The Guardian revealed this week that ABCD companies (Archer-Daniels-Midland, Bunge, Cargill and Louis Dreyfus), which control 70-90% of the world’s grain trade, have enjoyed a record windfall as grain prices soared. . of the Ukrainian war. It appears that some have also increased their profit margins, putting further pressure on consumers.

Campaigners fear that seeds and agricultural chemicals are also controlled by a handful of companies, with just three multinationals – Bayer-Monsanto, Dupont-Dow and Chem-China Syngenta – controlling 60% of the trade.

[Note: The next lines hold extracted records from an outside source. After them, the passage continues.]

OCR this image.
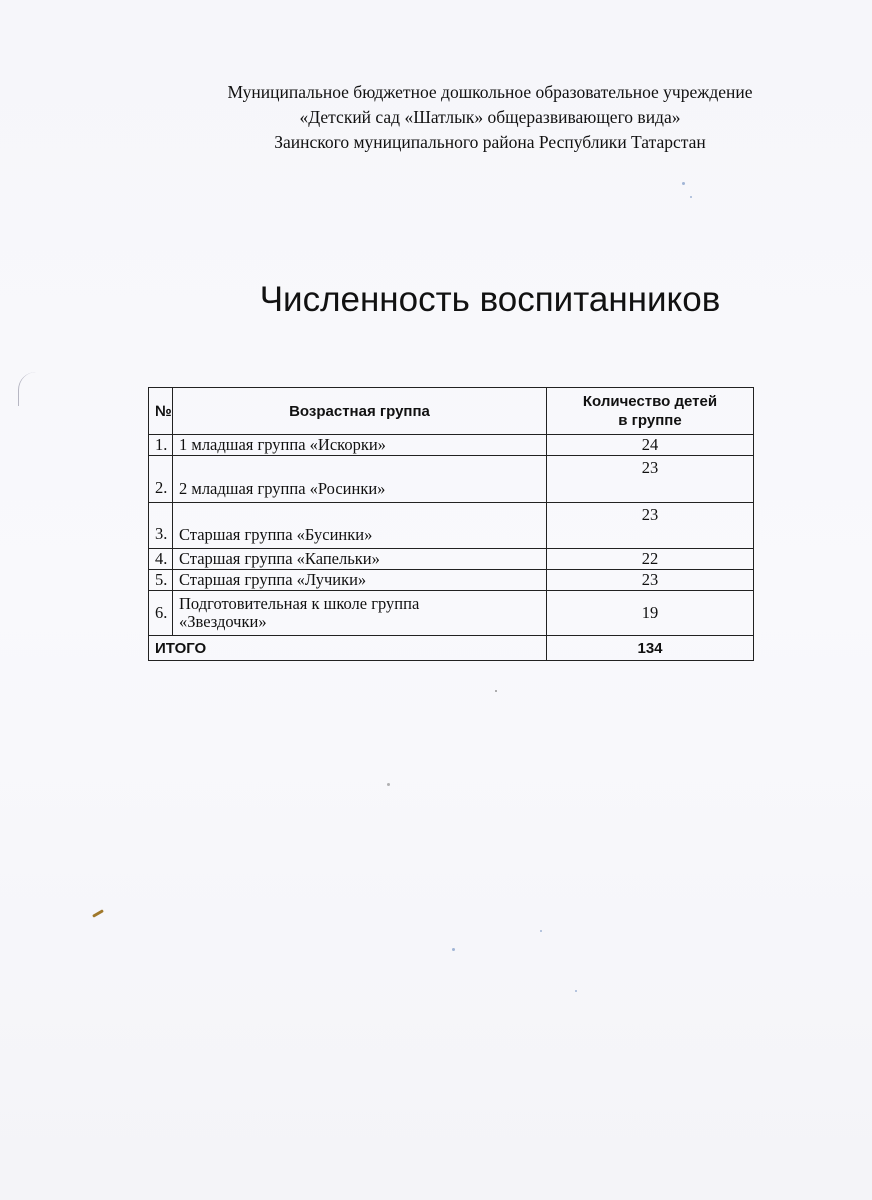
Муниципальное бюджетное дошкольное образовательное учреждение
«Детский сад «Шатлык» общеразвивающего вида»
Заинского муниципального района Республики Татарстан
Численность воспитанников
№	Возрастная группа	Количество детей
в группе
1.	1 младшая группа «Искорки»	24
2.	2 младшая группа «Росинки»	23
3.	Старшая группа «Бусинки»	23
4.	Старшая группа «Капельки»	22
5.	Старшая группа «Лучики»	23
6.	Подготовительная к школе группа
«Звездочки»	19
ИТОГО		134
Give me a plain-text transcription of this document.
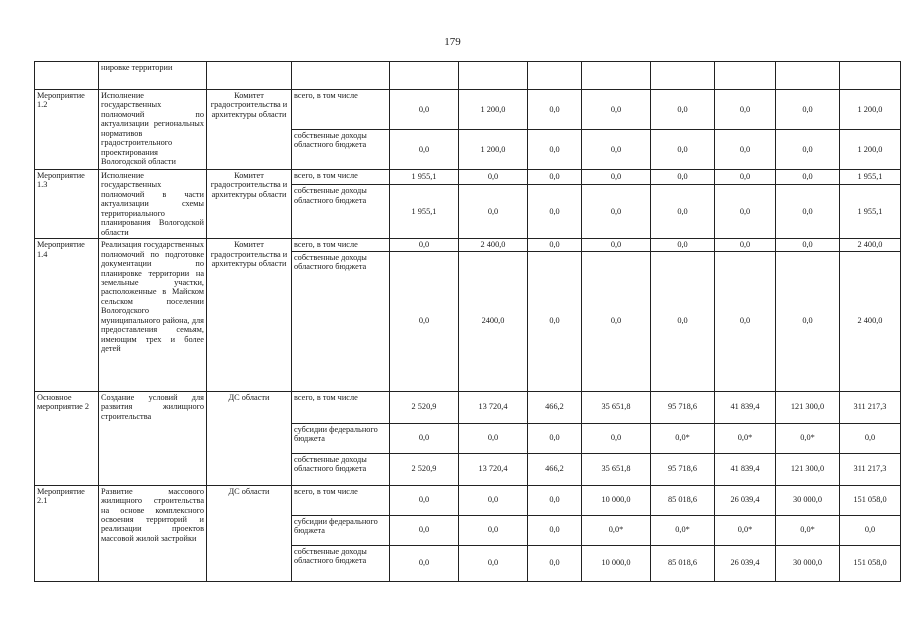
179
	нировке территории										
Мероприятие 1.2	Исполнение государственных полномочий по актуализации региональных нормативов градостроительного проектирования Вологодской области	Комитет градостроительства и архитектуры области	всего, в том числе	0,0	1 200,0	0,0	0,0	0,0	0,0	0,0	1 200,0
			собственные доходы областного бюджета	0,0	1 200,0	0,0	0,0	0,0	0,0	0,0	1 200,0
Мероприятие 1.3	Исполнение государственных полномочий в части актуализации схемы территориального планирования Вологодской области	Комитет градостроительства и архитектуры области	всего, в том числе	1 955,1	0,0	0,0	0,0	0,0	0,0	0,0	1 955,1
			собственные доходы областного бюджета	1 955,1	0,0	0,0	0,0	0,0	0,0	0,0	1 955,1
Мероприятие 1.4	Реализация государственных полномочий по подготовке документации по планировке территории на земельные участки, расположенные в Майском сельском поселении Вологодского муниципального района, для предоставления семьям, имеющим трех и более детей	Комитет градостроительства и архитектуры области	всего, в том числе	0,0	2 400,0	0,0	0,0	0,0	0,0	0,0	2 400,0
			собственные доходы областного бюджета	0,0	2400,0	0,0	0,0	0,0	0,0	0,0	2 400,0
Основное мероприятие 2	Создание условий для развития жилищного строительства	ДС области	всего, в том числе	2 520,9	13 720,4	466,2	35 651,8	95 718,6	41 839,4	121 300,0	311 217,3
			субсидии федерального бюджета	0,0	0,0	0,0	0,0	0,0*	0,0*	0,0*	0,0
			собственные доходы областного бюджета	2 520,9	13 720,4	466,2	35 651,8	95 718,6	41 839,4	121 300,0	311 217,3
Мероприятие 2.1	Развитие массового жилищного строительства на основе комплексного освоения территорий и реализации проектов массовой жилой застройки	ДС области	всего, в том числе	0,0	0,0	0,0	10 000,0	85 018,6	26 039,4	30 000,0	151 058,0
			субсидии федерального бюджета	0,0	0,0	0,0	0,0*	0,0*	0,0*	0,0*	0,0
			собственные доходы областного бюджета	0,0	0,0	0,0	10 000,0	85 018,6	26 039,4	30 000,0	151 058,0
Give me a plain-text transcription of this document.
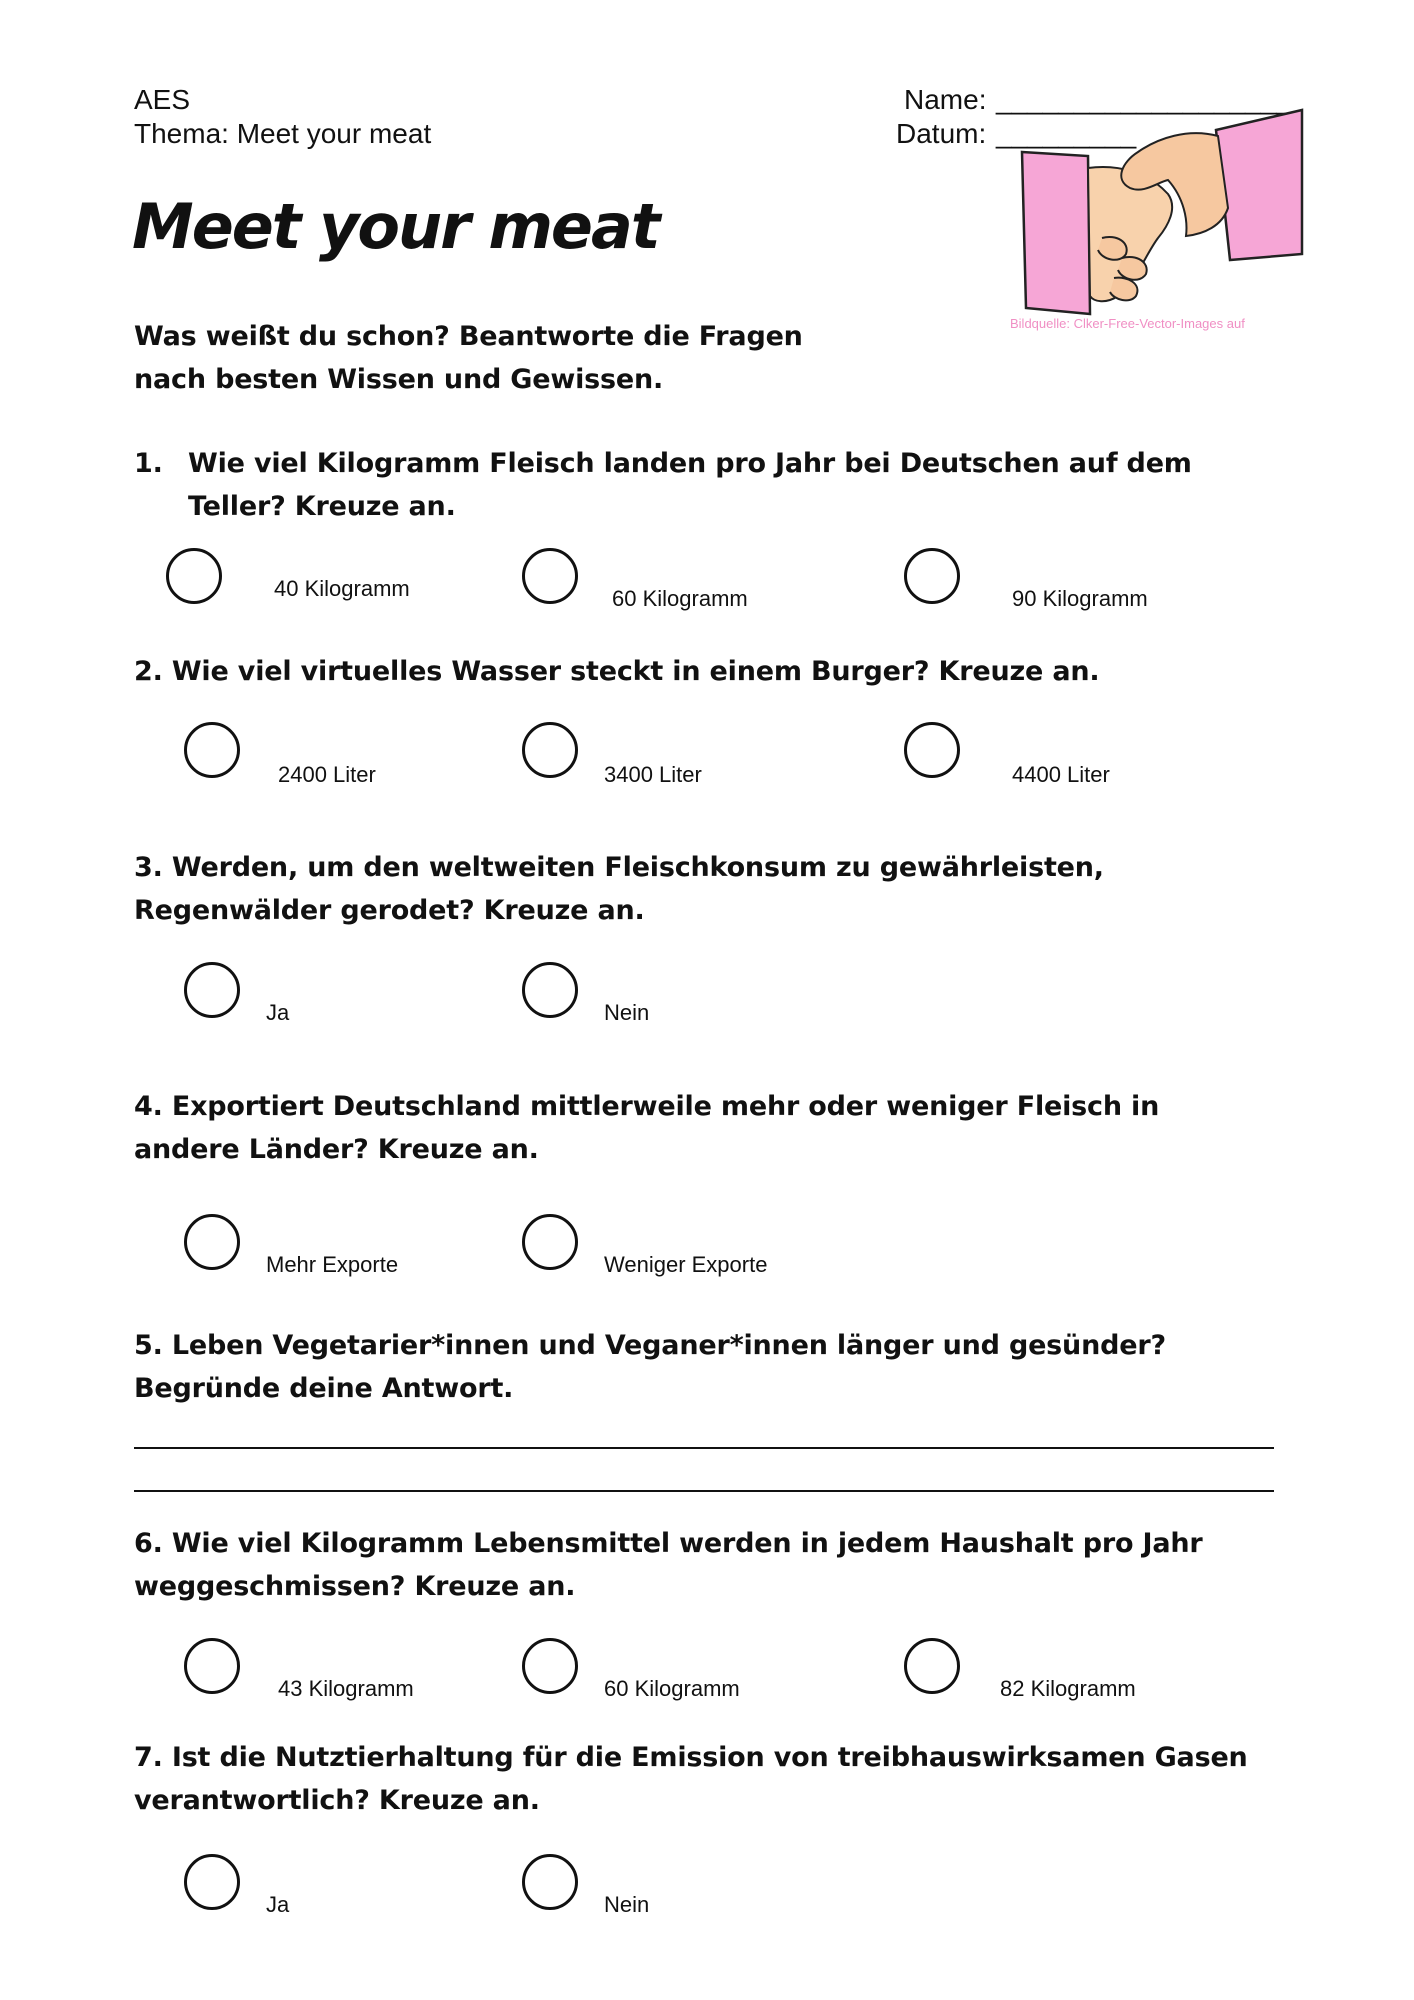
AES
Thema: Meet your meat
Name: ___________________
Datum: _________
Bildquelle: Clker-Free-Vector-Images auf
Meet your meat
Was weißt du schon? Beantworte die Fragen nach besten Wissen und Gewissen.
1. Wie viel Kilogramm Fleisch landen pro Jahr bei Deutschen auf dem Teller? Kreuze an.
40 Kilogramm	60 Kilogramm	90 Kilogramm
2. Wie viel virtuelles Wasser steckt in einem Burger? Kreuze an.
2400 Liter	3400 Liter	4400 Liter
3. Werden, um den weltweiten Fleischkonsum zu gewährleisten, Regenwälder gerodet? Kreuze an.
Ja	Nein
4. Exportiert Deutschland mittlerweile mehr oder weniger Fleisch in andere Länder? Kreuze an.
Mehr Exporte	Weniger Exporte
5. Leben Vegetarier*innen und Veganer*innen länger und gesünder? Begründe deine Antwort.
6. Wie viel Kilogramm Lebensmittel werden in jedem Haushalt pro Jahr weggeschmissen? Kreuze an.
43 Kilogramm	60 Kilogramm	82 Kilogramm
7. Ist die Nutztierhaltung für die Emission von treibhauswirksamen Gasen verantwortlich? Kreuze an.
Ja	Nein
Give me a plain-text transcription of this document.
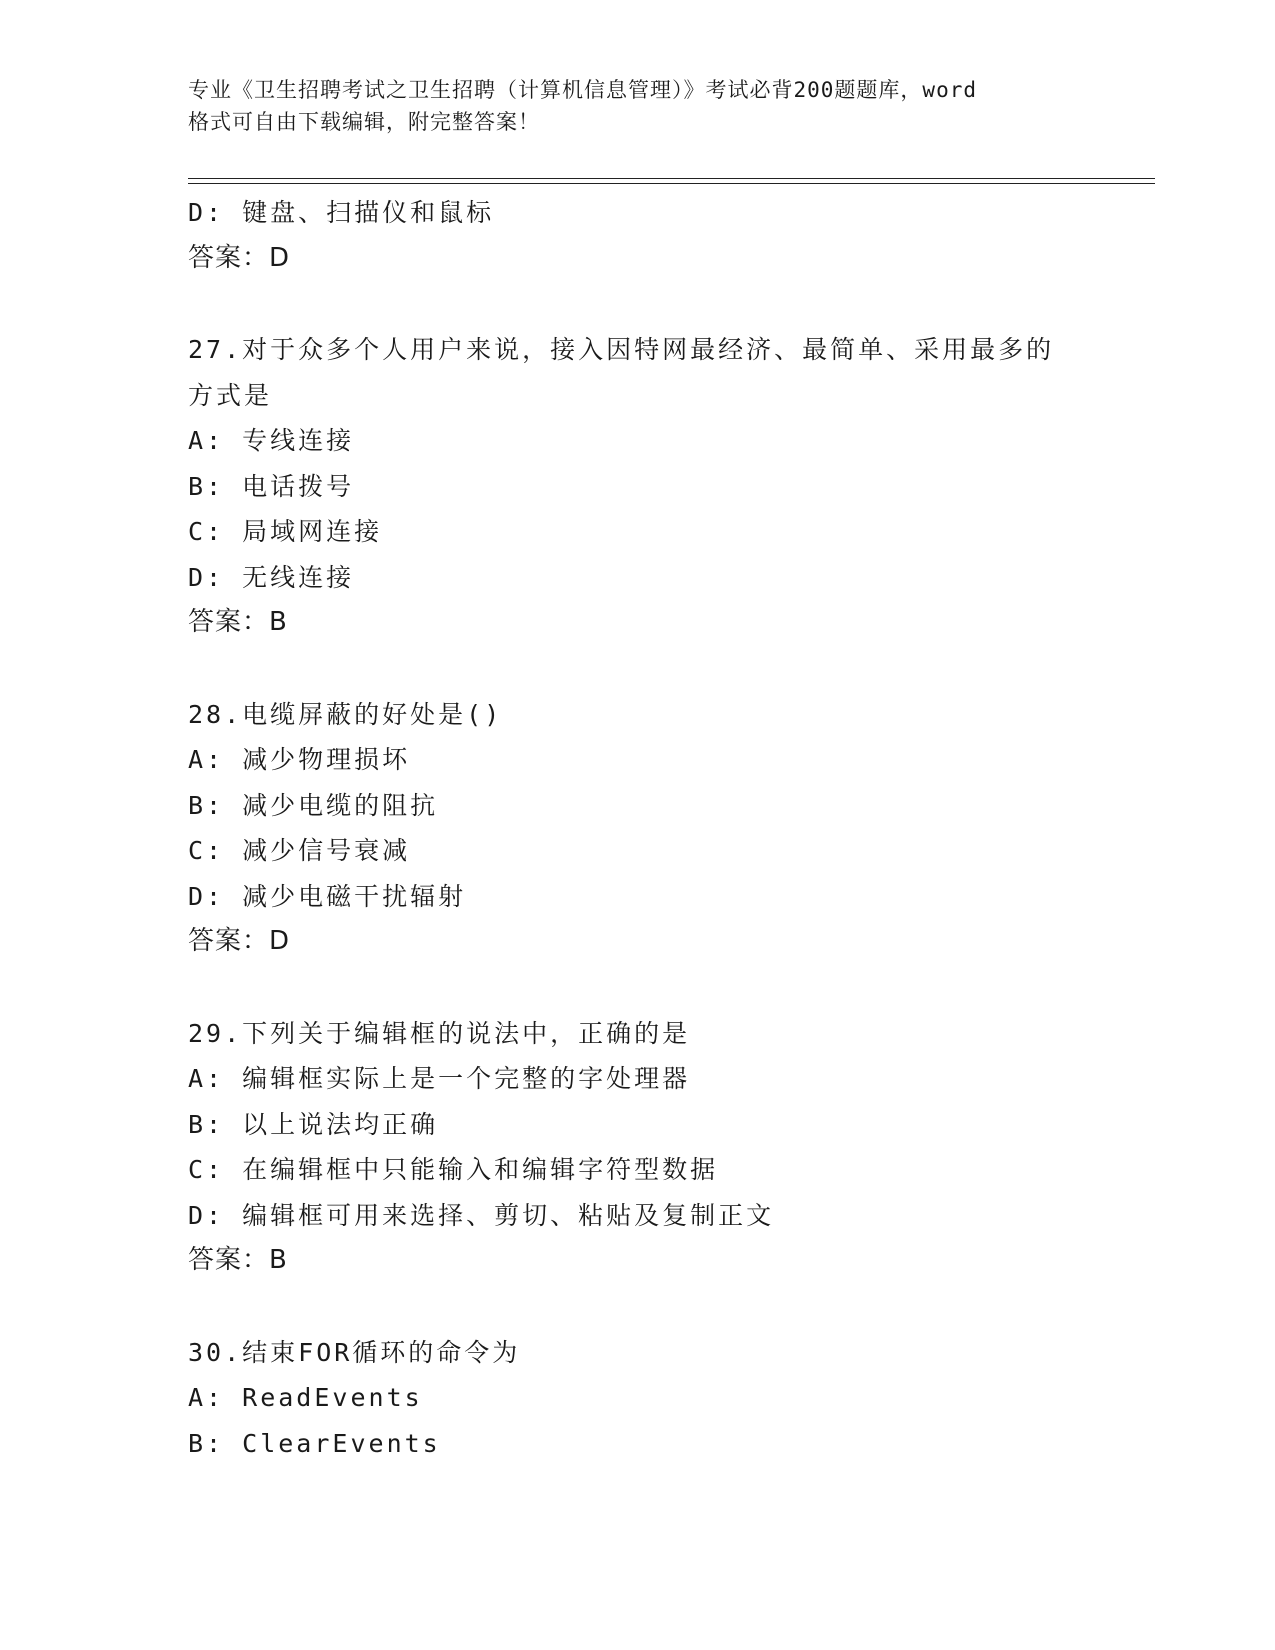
专业《卫生招聘考试之卫生招聘（计算机信息管理）》考试必背200题题库，word
格式可自由下载编辑，附完整答案！
D: 键盘、扫描仪和鼠标
答案：D
27.对于众多个人用户来说，接入因特网最经济、最简单、采用最多的
方式是
A: 专线连接
B: 电话拨号
C: 局域网连接
D: 无线连接
答案：B
28.电缆屏蔽的好处是()
A: 减少物理损坏
B: 减少电缆的阻抗
C: 减少信号衰减
D: 减少电磁干扰辐射
答案：D
29.下列关于编辑框的说法中，正确的是
A: 编辑框实际上是一个完整的字处理器
B: 以上说法均正确
C: 在编辑框中只能输入和编辑字符型数据
D: 编辑框可用来选择、剪切、粘贴及复制正文
答案：B
30.结束FOR循环的命令为
A: ReadEvents
B: ClearEvents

Among retailers, there has also been consolidation, with just 10 grocery stores accounting for half of all food sales in the EU.

Expensive food for everyone

Consumers are not the only victims: farmers also struggle to make a living when big corporations abuse their dominance. Maitland said: “The people who produce and buy food are the ones who suffer from a system that puts shareholder profits before people. Half of the undernourished people in the world are small farmers and their families. The poorest spend much more of their income on food than the richest.

Vicki Hird, director of sustainable agriculture at Sustain, a coalition of civil society groups in the UK, said: “Farmers have no control over prices and are getting poorer for it. It is estimated that 25% of agricultural households [en el Reino Unido] They live below the poverty line.

He added: “The current food crisis is not new, it has only been accelerated due to the invasion of Ukraine and unless governments recognize this and act to tackle it. to the real causes – corporate profits at the expense of farmers’ incomes – the wages of workers, consumers and the environment: we will move on from this crisis to the next.

You need to restore a “broken” system

He called on the government to act to end the worst abuses and restore balance to the food system. “Strict supply chain regulation and tackling financial speculation on food crops is key to ensuring everyone has enough food now and in the future.”

Tim Lang, emeritus professor of food policy at the City, University of London, said both developed and developing countries are seeing the effects of years of growing distortion in food markets. “We don’t pay enough attention to food; a lot of attention is paid to energy markets, but not so much to food,” he said.

The concentration of power in the hands of a few secret companies made the market less transparent, which made it difficult to judge whether there was dangerous trading or speculation. But that was just one aspect of a food system that was not working in the interests of consumers or farmers, he said.

“We need to rethink the food system. People can’t afford healthy food, and that’s a very serious problem. A lot of people make a lot of money from food, but food producers make around 8% of the £250billion we spend on food every year,” he said.